There was an air of excitement in the theatre as many children waited to take their seats in the auditorium; the children were mainly of Primary School age stood patiently armed with their booster seats and sweets. The show was delayed by 25 minutes with no reason given to the audience where the children rightfully so became restless.
E. Nesbit’s classic novel The Railway Children is claimed to be the best-loved tale, made famous by the iconic 1970 movie starring Jenny Agutter and Bernard Cribbins, delivers a compelling coming of age story and a fascinating insight into Edwardian rural life.
Produced by Nick May and directed by Paul Jepson the story is adapted by Dave Simpson to tell the story of how when their father mysteriously disappears with two strangers one evening, the lives of Roberta (Bobbie) played by Millie Turner a graduate from Scotland, Peter Played by Vinay Lad a graduate from London and Phyllis played by Katherine Carlton are turned upside down.
Forced to leave the comforts of their privileged London life in exchange for a simple existence in the depths of the Yorkshire countryside, the children – Bobbie, Peter and Phyllis befriend an old gentleman who regularly takes the 9:15 train near their home (‘The Three Chimneys”) and take care of a Russian exile imprisoned for 3 years for his political views and writings regarding poor people, Mr Szczepansky played by Will Richards, is searching for his family after escaping his life in the mines. The family soon discover unexpected secrets about their Fathers’ own imprisonment after being set up as a spy that was believed to have sold secrets to the Russians which changed their lives forever.
The staging is basic with the main use of a projector for the train, station and country scenes credit to video programming and production by Hayley Egan with a few props brought on from time to time.
The beautiful period costumes, set and video design were a credit to Timothy Bird, Lydia McDonald and Elle-Rose Hughes.
The show felt thrown together and disjoined for me making the evening a little disappointing, the characters were played beautifully by the acting team however it was a little confusing having two of the railway children white and one child from a different culture all having the same father. The same was said for Mr and Mrs Perks as he was white and she was of African origin and they had a white son John played by the talented Callum Goulden - It didn’t draw for their talent just a little confusing in the visual belief of parentage. Character’s doubled up which equally seemed disorientating at times of who was who during the performance.

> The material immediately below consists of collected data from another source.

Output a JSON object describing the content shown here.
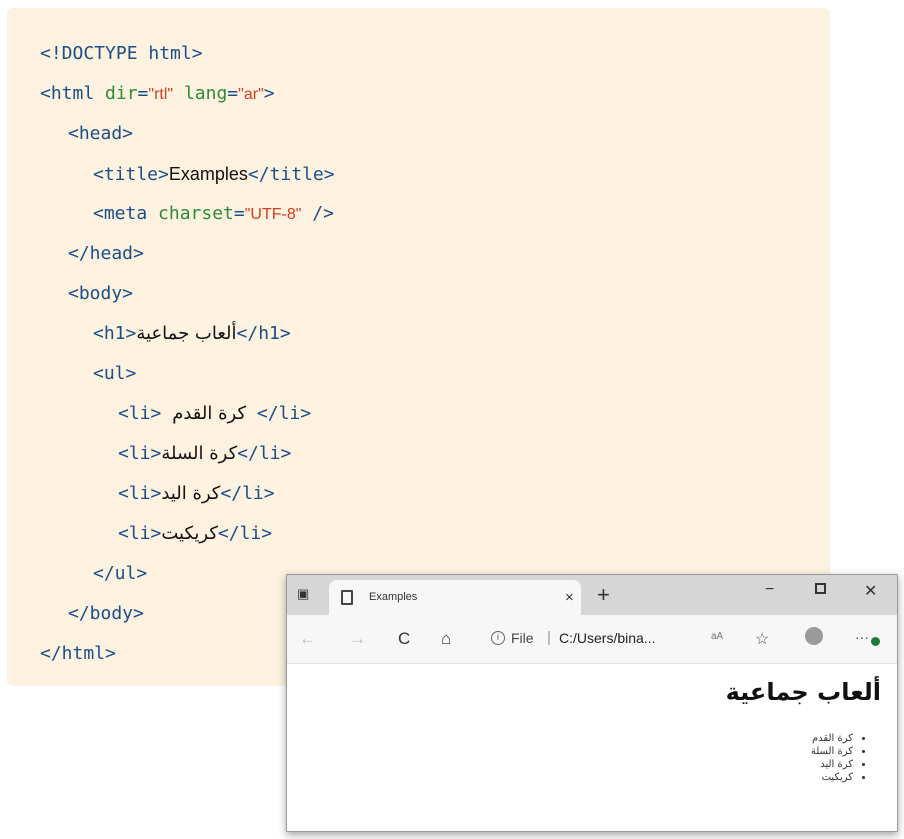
{
  "code": {
    "doctype": "<!DOCTYPE html>",
    "html_open_start": "<html ",
    "attr_dir": "dir",
    "val_rtl": "rtl",
    "attr_lang": "lang",
    "val_ar": "ar",
    "html_open_end": ">",
    "head_open": "<head>",
    "title_open": "<title>",
    "title_text": "Examples",
    "title_close": "</title>",
    "meta_open": "<meta ",
    "attr_charset": "charset",
    "val_utf8": "UTF-8",
    "meta_close": " />",
    "head_close": "</head>",
    "body_open": "<body>",
    "h1_open": "<h1>",
    "h1_text": "ألعاب جماعية",
    "h1_close": "</h1>",
    "ul_open": "<ul>",
    "li_open": "<li>",
    "li_close": "</li>",
    "items": [
      "كرة القدم",
      "كرة السلة",
      "كرة اليد",
      "كريكيت"
    ],
    "ul_close": "</ul>",
    "body_close": "</body>",
    "html_close": "</html>",
    "eq": "=",
    "quote": "\""
  },
  "browser": {
    "tab_title": "Examples",
    "tab_close": "×",
    "new_tab": "+",
    "min_glyph": "−",
    "close_glyph": "✕",
    "back_glyph": "←",
    "fwd_glyph": "→",
    "reload_glyph": "C",
    "home_glyph": "⌂",
    "info_glyph": "i",
    "file_label": "File",
    "separator": "|",
    "url": "C:/Users/bina...",
    "read_aloud": "aA",
    "fav_glyph": "☆",
    "more_glyph": "···",
    "page_heading": "ألعاب جماعية",
    "page_items": [
      "كرة القدم",
      "كرة السلة",
      "كرة اليد",
      "كريكيت"
    ]
  }
}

The use of a banner during the scene where the children ask for help from the old gentleman on the train because their mum was unwell with Influenza said “She is nearly well – Thank You” clearly was a mistake as it was used again when she was recovering after the old Gent had supplied them with a hamper of medicines and substances to help the Mothers’ ailment.
The children of Salford however behaved exquisitely the upmost credit to their parents and seemed to be held throughout the evening by the performance of The Railway Children - An evening of mixed feelings for me regarding this production but one which seemed to entertain and please the audience of all ages in The Lowry Theatre.